From Vietnam graph, there is not much difference among exponential smoothing methods (AAN, MAA, AAdN). The Holt-Winters’ multiplicative damped trend (AAdN) appear to be the good prediction. Let’s check more detail with accuracy measures on training data and diagnostic graphs.
accuracy(fit) %>% select(administrative_area_level_1,.model, RMSE, MAE)
From summary table, the exponential smoothing methods have increase the performance comparing to linear regression.

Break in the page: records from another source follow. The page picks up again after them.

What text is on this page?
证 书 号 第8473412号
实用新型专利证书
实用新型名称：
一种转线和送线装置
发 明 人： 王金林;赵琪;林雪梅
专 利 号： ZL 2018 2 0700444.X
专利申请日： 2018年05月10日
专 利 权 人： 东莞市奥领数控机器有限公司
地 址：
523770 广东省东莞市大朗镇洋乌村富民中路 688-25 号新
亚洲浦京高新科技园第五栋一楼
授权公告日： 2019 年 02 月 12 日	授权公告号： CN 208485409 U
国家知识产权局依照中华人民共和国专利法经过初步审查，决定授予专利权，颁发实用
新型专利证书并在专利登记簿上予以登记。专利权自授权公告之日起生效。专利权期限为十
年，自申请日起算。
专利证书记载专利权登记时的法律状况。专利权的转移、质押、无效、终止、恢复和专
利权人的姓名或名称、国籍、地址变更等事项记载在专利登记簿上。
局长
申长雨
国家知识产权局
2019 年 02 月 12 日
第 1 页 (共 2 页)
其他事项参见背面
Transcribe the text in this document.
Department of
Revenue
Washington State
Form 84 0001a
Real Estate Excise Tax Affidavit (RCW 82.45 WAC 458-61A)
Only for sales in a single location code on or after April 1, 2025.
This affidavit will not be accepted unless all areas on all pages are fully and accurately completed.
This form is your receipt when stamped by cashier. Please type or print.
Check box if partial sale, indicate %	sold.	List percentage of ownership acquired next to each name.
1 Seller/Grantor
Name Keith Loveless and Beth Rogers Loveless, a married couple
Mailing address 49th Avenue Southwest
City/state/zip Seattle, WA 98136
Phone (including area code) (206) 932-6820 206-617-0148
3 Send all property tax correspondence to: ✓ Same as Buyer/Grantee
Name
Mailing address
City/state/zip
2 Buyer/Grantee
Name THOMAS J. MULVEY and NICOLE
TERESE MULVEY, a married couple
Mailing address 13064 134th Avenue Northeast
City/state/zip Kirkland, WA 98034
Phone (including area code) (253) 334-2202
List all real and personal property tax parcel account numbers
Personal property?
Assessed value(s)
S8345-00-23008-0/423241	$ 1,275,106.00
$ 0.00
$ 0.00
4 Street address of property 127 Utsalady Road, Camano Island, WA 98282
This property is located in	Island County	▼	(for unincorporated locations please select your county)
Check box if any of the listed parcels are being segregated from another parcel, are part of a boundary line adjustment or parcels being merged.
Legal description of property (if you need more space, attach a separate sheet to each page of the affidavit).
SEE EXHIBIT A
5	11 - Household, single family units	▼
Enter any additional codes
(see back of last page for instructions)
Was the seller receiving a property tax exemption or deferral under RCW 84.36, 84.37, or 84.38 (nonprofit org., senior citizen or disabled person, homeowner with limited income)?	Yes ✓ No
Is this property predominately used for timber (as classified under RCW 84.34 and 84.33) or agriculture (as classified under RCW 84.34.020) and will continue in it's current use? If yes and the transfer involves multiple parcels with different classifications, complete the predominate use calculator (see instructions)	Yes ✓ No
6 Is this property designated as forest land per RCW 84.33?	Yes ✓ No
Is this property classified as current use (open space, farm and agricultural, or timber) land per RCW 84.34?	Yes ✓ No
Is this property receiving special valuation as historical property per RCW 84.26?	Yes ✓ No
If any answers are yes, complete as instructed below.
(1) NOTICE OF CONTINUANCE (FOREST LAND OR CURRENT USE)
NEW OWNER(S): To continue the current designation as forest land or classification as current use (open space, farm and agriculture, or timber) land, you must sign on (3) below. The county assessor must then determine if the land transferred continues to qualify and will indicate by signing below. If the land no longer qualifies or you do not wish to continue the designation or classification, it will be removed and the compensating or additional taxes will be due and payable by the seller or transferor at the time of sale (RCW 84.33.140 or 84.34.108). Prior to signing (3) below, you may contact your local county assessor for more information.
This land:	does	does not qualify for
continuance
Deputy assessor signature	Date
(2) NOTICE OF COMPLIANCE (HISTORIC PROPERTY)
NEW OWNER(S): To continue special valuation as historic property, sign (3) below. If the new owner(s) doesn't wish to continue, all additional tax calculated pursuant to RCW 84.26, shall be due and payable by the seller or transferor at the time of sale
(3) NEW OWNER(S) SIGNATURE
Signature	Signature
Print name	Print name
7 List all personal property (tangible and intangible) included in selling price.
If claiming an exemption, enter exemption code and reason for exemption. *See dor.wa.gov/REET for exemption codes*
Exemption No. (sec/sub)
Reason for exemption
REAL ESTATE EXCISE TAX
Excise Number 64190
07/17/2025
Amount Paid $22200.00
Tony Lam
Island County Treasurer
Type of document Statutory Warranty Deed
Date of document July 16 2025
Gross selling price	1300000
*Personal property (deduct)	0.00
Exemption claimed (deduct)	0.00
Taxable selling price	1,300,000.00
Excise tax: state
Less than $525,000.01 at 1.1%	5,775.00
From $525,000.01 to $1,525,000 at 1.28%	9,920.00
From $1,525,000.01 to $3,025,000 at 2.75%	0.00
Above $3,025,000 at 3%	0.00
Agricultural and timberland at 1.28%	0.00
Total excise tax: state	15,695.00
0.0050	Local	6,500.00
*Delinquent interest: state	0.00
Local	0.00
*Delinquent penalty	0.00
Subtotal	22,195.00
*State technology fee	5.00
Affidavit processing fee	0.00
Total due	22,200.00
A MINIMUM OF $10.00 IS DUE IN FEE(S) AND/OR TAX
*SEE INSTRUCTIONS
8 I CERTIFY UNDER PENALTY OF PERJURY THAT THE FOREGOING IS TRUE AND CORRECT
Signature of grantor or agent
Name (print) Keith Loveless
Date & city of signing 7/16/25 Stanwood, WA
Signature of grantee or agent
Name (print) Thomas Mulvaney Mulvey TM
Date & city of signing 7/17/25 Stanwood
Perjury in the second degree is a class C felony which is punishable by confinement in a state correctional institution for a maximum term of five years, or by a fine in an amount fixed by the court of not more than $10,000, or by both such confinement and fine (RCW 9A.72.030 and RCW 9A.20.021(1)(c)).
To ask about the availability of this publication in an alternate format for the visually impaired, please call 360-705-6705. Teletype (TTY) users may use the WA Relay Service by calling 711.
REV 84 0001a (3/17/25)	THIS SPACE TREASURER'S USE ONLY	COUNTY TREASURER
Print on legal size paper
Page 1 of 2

For United State, the multiplicative ETS (MAA) model gave the lowest RMSE, so let’s choose this model to for prediction. And for Vietnam, the Holt-Winters’ multiplicative damped trend (MAdA) has the best result. A damped trend is slightly improve performance in this case.
Now let’s run diagnostic and re-run the forecast using the two best model for US and Vietnam.
fit1 <- covid %>% filter(administrative_area_level_1 == "United States") %>%
model(ETS(confirmed ~ error("M") + trend("A") + season('A')))
fit1 %>% gg_tsresiduals() +ggtitle("ETS diagnostic US")
fit2 <- covid %>% filter(administrative_area_level_1 == "Vietnam") %>%
model(ETS(confirmed ~ error("M") + trend("Ad") + season('N')))
fit2 %>% gg_tsresiduals() +ggtitle("ETS diagnostic Vietnam")
Both ACF graphs show strong autocorrelations between lags. In both countries, the residuals do not variate too much, expect for period early 2020, there are big fluctuations in residuals when pandemic just started.
p1 <- fit1 %>% forecast(h = 360) %>% autoplot(covid, level = NULL) +
labs(title = "US Covid cases forecast", x = "", y ="") + scale_y_continuous( labels = scales::comma)
p2 <- fit2 %>% forecast(h = 360) %>% autoplot(covid, level = NULL) +
labs(title = "Vietnam Covid cases forecast", x = "", y ="") + scale_y_continuous( labels = scales::comma)
p1 + p2 + plot_layout(ncol = 1)
The final model forecast the number Covid19 cases in United State will keep increasing in the next 12 months and will hit 120k in mid 2024. Meanwhile, Vietnam has been forecasted to be stable, no fluctuation and the total number is kept under 12k in the next year.